No, the literals in your parser rule are implicit lexer rules, although
it's better to create explicit rules instead of mixing them inside your
parser rules:

ABraced : '{a}';
OBrace  : '{';
CBrace  : '}';
AB      : 'ab';
A       : 'a';

If the lexer now tries to tokenize the input "{ab", then the lexer will see
"{a" and expects a "}" but there's a "b" instead: and an error is emitted.

> I'm currently thinking about whether ANTLR is the right tool for my job:
>
> In many cases the input I have is character wise context sensitive. I have
> some areas (the free text area) where '(' and ')' have a specific meaning
> and
> others (the note area) where '(' ')' are simply normal text. Or whitespace
> which is important in the text and to be ignored in tags and similar
> constructs.
>
> If I'm not mistaken the lexer runs completely before the parser and
> constructs
> tokens. Those tokens are then matched by the parser. So if an input would
> match several tokens (e.g. text not containing parenthesis) and the "wrong"
> one is chosen by the lexer the parser is screwed, right?
>

Yes, the parser has no control over what tokens the lexer produces.

> I currently realize that I am forced to use lexer rules for certain
> constructs
> (like ..) because I need character ranges to define the chars that are
> allowed
> (unicode, only certain languages).
>
>
> Do you think ANTLR is the right tool for for this job and I'm just not
> seeing
> the point in how to do it, or should I better use something else?
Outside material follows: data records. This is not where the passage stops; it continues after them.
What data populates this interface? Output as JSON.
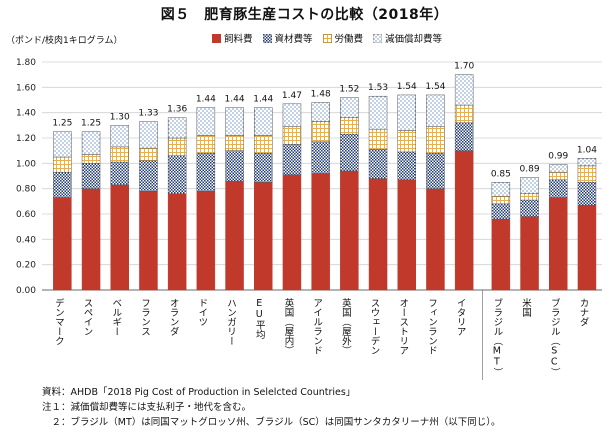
{
  "chart_data": {
    "type": "bar",
    "stacked": true,
    "title": "図５　肥育豚生産コストの比較（2018年）",
    "ylabel": "（ポンド/枝肉1キログラム）",
    "ylim": [
      0,
      1.8
    ],
    "yticks": [
      "0.00",
      "0.20",
      "0.40",
      "0.60",
      "0.80",
      "1.00",
      "1.20",
      "1.40",
      "1.60",
      "1.80"
    ],
    "grid": true,
    "legend_position": "top",
    "categories": [
      "デンマーク",
      "スペイン",
      "ベルギー",
      "フランス",
      "オランダ",
      "ドイツ",
      "ハンガリー",
      "EU平均",
      "英国（屋内）",
      "アイルランド",
      "英国（屋外）",
      "スウェーデン",
      "オーストリア",
      "フィンランド",
      "イタリア",
      "ブラジル（MT）",
      "米国",
      "ブラジル（SC）",
      "カナダ"
    ],
    "groups": [
      15,
      4
    ],
    "totals": [
      "1.25",
      "1.25",
      "1.30",
      "1.33",
      "1.36",
      "1.44",
      "1.44",
      "1.44",
      "1.47",
      "1.48",
      "1.52",
      "1.53",
      "1.54",
      "1.54",
      "1.70",
      "0.85",
      "0.89",
      "0.99",
      "1.04"
    ],
    "series": [
      {
        "name": "飼料費",
        "color": "#c0392b",
        "pattern": "solid",
        "values": [
          0.73,
          0.8,
          0.83,
          0.78,
          0.76,
          0.78,
          0.86,
          0.85,
          0.91,
          0.92,
          0.94,
          0.88,
          0.87,
          0.8,
          1.1,
          0.56,
          0.58,
          0.73,
          0.67
        ]
      },
      {
        "name": "資材費等",
        "color": "#1f3a7a",
        "pattern": "checker",
        "values": [
          0.2,
          0.2,
          0.18,
          0.24,
          0.3,
          0.3,
          0.24,
          0.23,
          0.24,
          0.25,
          0.29,
          0.23,
          0.22,
          0.28,
          0.22,
          0.12,
          0.13,
          0.14,
          0.18
        ]
      },
      {
        "name": "労働費",
        "color": "#e8b04a",
        "pattern": "grid",
        "values": [
          0.12,
          0.07,
          0.12,
          0.1,
          0.14,
          0.14,
          0.12,
          0.14,
          0.14,
          0.16,
          0.13,
          0.16,
          0.17,
          0.21,
          0.14,
          0.06,
          0.05,
          0.06,
          0.13
        ]
      },
      {
        "name": "減価償却費等",
        "color": "#6aa0d8",
        "pattern": "dots",
        "values": [
          0.2,
          0.18,
          0.17,
          0.21,
          0.16,
          0.22,
          0.22,
          0.22,
          0.18,
          0.15,
          0.16,
          0.26,
          0.28,
          0.25,
          0.24,
          0.11,
          0.13,
          0.06,
          0.06
        ]
      }
    ]
  },
  "notes": {
    "source": "資料：AHDB「2018 Pig Cost of Production in Selelcted Countries」",
    "note1": "注１：減価償却費等には支払利子・地代を含む。",
    "note2": "　２：ブラジル（MT）は同国マットグロッソ州、ブラジル（SC）は同国サンタカタリーナ州（以下同じ）。"
  }
}
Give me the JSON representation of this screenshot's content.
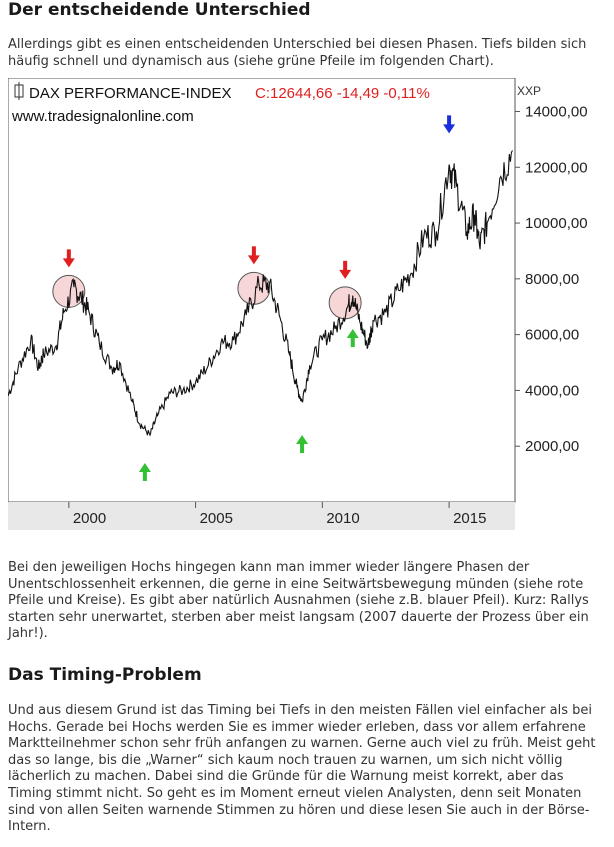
{
  "section1": {
    "heading": "Der entscheidende Unterschied",
    "paragraph": "Allerdings gibt es einen entscheidenden Unterschied bei diesen Phasen. Tiefs bilden sich häufig schnell und dynamisch aus (siehe grüne Pfeile im folgenden Chart)."
  },
  "chart_data": {
    "type": "line",
    "title": "DAX PERFORMANCE-INDEX",
    "quote": "C:12644,66 -14,49 -0,11%",
    "source": "www.tradesignalonline.com",
    "currency": "XXP",
    "y_ticks": [
      "14000,00",
      "12000,00",
      "10000,00",
      "8000,00",
      "6000,00",
      "4000,00",
      "2000,00"
    ],
    "x_ticks": [
      "2000",
      "2005",
      "2010",
      "2015"
    ],
    "ylim": [
      0,
      15200
    ],
    "xlim": [
      1997.6,
      2017.6
    ],
    "series": [
      {
        "x": [
          1997.6,
          1998.0,
          1998.5,
          1998.8,
          1999.0,
          1999.5,
          1999.8,
          2000.2,
          2000.5,
          2000.8,
          2001.2,
          2001.7,
          2002.0,
          2002.5,
          2002.8,
          2003.2,
          2003.5,
          2004.0,
          2004.5,
          2005.0,
          2005.5,
          2006.0,
          2006.5,
          2007.0,
          2007.5,
          2007.9,
          2008.3,
          2008.7,
          2009.0,
          2009.2,
          2009.5,
          2010.0,
          2010.5,
          2011.0,
          2011.2,
          2011.5,
          2011.8,
          2012.0,
          2012.5,
          2013.0,
          2013.5,
          2014.0,
          2014.5,
          2015.0,
          2015.3,
          2015.7,
          2016.0,
          2016.2,
          2016.5,
          2017.0,
          2017.5
        ],
        "y": [
          3800,
          4800,
          5800,
          4800,
          5300,
          5600,
          6800,
          7700,
          7300,
          6800,
          5700,
          4800,
          5000,
          3600,
          2800,
          2400,
          3100,
          3900,
          4000,
          4300,
          4900,
          5700,
          5800,
          6700,
          7800,
          7800,
          6700,
          5300,
          4100,
          3600,
          4900,
          5800,
          6200,
          7000,
          7400,
          6400,
          5600,
          6500,
          6800,
          7600,
          8200,
          9500,
          9700,
          12100,
          11300,
          9700,
          10300,
          9200,
          10000,
          11600,
          12600
        ]
      }
    ],
    "high_markers_red": [
      2000.0,
      2007.3,
      2010.9
    ],
    "high_marker_blue": 2015.0,
    "low_markers_green": [
      2003.0,
      2009.2,
      2011.2
    ]
  },
  "section2": {
    "paragraph": "Bei den jeweiligen Hochs hingegen kann man immer wieder längere Phasen der Unentschlossenheit erkennen, die gerne in eine Seitwärtsbewegung münden (siehe rote Pfeile und Kreise). Es gibt aber natürlich Ausnahmen (siehe z.B. blauer Pfeil). Kurz: Rallys starten sehr unerwartet, sterben aber meist langsam (2007 dauerte der Prozess über ein Jahr!)."
  },
  "section3": {
    "heading": "Das Timing-Problem",
    "paragraph": "Und aus diesem Grund ist das Timing bei Tiefs in den meisten Fällen viel einfacher als bei Hochs. Gerade bei Hochs werden Sie es immer wieder erleben, dass vor allem erfahrene Marktteilnehmer schon sehr früh anfangen zu warnen. Gerne auch viel zu früh. Meist geht das so lange, bis die „Warner“ sich kaum noch trauen zu warnen, um sich nicht völlig lächerlich zu machen. Dabei sind die Gründe für die Warnung meist korrekt, aber das Timing stimmt nicht. So geht es im Moment erneut vielen Analysten, denn seit Monaten sind von allen Seiten warnende Stimmen zu hören und diese lesen Sie auch in der Börse-Intern."
  },
  "colors": {
    "red": "#e02020",
    "green": "#33c033",
    "blue": "#1a2ee0",
    "circle_fill": "#f6d6d6"
  }
}
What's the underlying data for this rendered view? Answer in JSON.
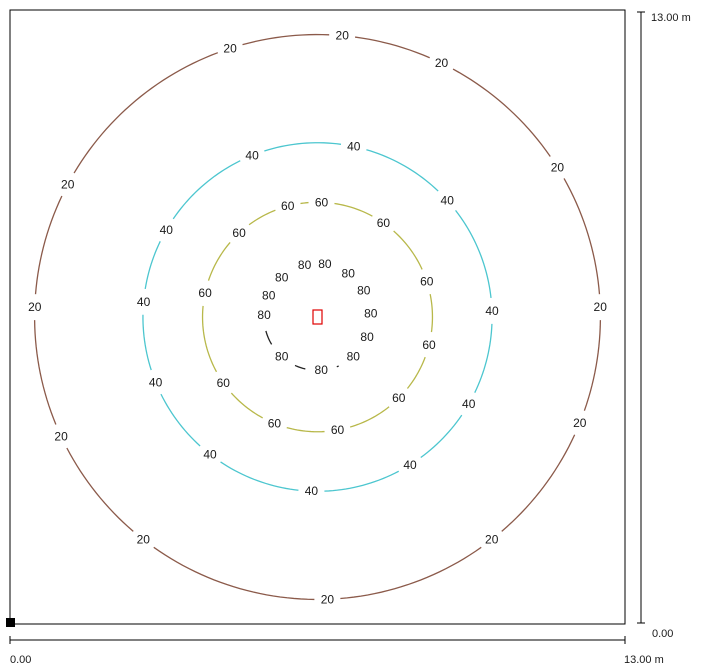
{
  "chart_data": {
    "type": "contour",
    "grid": false,
    "domain_m": {
      "x": [
        0,
        13
      ],
      "y": [
        0,
        13
      ]
    },
    "luminaire_position_m": [
      6.5,
      6.5
    ],
    "axes": {
      "x_min_label": "0.00",
      "x_max_label": "13.00 m",
      "y_min_label": "0.00",
      "y_max_label": "13.00 m"
    },
    "isolines": [
      {
        "value": 20,
        "label": "20",
        "color": "#8B5A4A",
        "radius_m": 5.98
      },
      {
        "value": 40,
        "label": "40",
        "color": "#4CC6CF",
        "radius_m": 3.69
      },
      {
        "value": 60,
        "label": "60",
        "color": "#B8B84A",
        "radius_m": 2.43
      },
      {
        "value": 80,
        "label": "80",
        "color": "#222222",
        "radius_m": 1.13
      }
    ]
  },
  "colors": {
    "frame": "#000000",
    "luminaire_marker": "#e00000",
    "origin_marker": "#000000"
  }
}
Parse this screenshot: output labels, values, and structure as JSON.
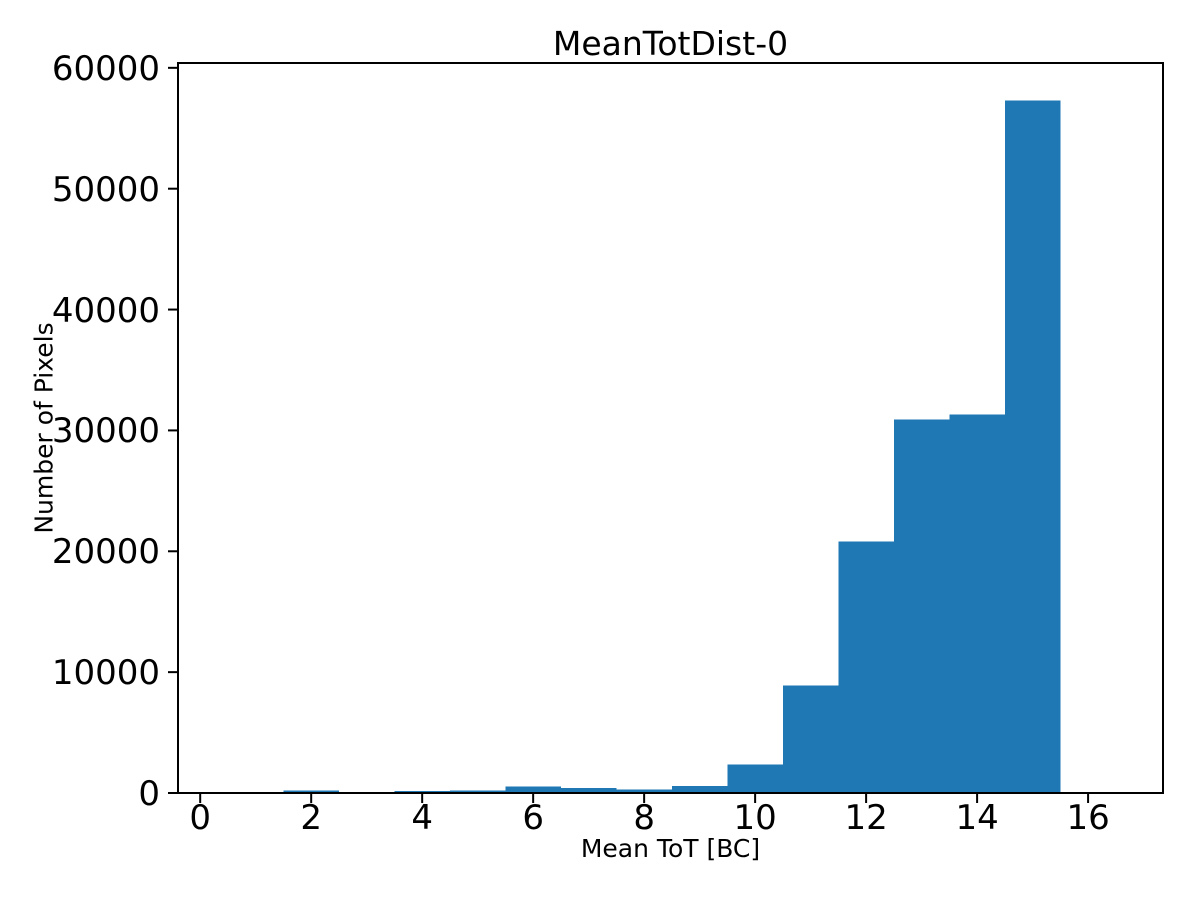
{
  "figure": {
    "background": "#ffffff"
  },
  "chart_data": {
    "type": "bar",
    "subtype": "histogram",
    "title": "MeanTotDist-0",
    "xlabel": "Mean ToT [BC]",
    "ylabel": "Number of Pixels",
    "bin_edges": [
      -0.5,
      0.5,
      1.5,
      2.5,
      3.5,
      4.5,
      5.5,
      6.5,
      7.5,
      8.5,
      9.5,
      10.5,
      11.5,
      12.5,
      13.5,
      14.5,
      15.5
    ],
    "counts": [
      0,
      0,
      210,
      0,
      160,
      200,
      520,
      430,
      300,
      600,
      2350,
      8900,
      20800,
      30900,
      31300,
      57300
    ],
    "x_ticks": [
      0,
      2,
      4,
      6,
      8,
      10,
      12,
      14,
      16
    ],
    "y_ticks": [
      0,
      10000,
      20000,
      30000,
      40000,
      50000,
      60000
    ],
    "xlim": [
      -0.4,
      17.35
    ],
    "ylim": [
      0,
      60400
    ],
    "grid": false,
    "legend": false,
    "bar_color": "#1f77b4",
    "axis_color": "#000000",
    "text_color": "#000000"
  }
}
What?
>

You could let the lexer simply create single tokens and create parser rules
that match a certain range of tokens (like the `ab` rule below):

start
  :  OBrace ab CBrace OBrace A CBrace EOF
  ;

ab
  :  A B
  ;

OBrace  : '{';
CBrace  : '}';
A       : 'a';
B       : 'b';

> Thanks so far,
> Patrick

Regards,

Bart.

PS. could you use the list for communication please?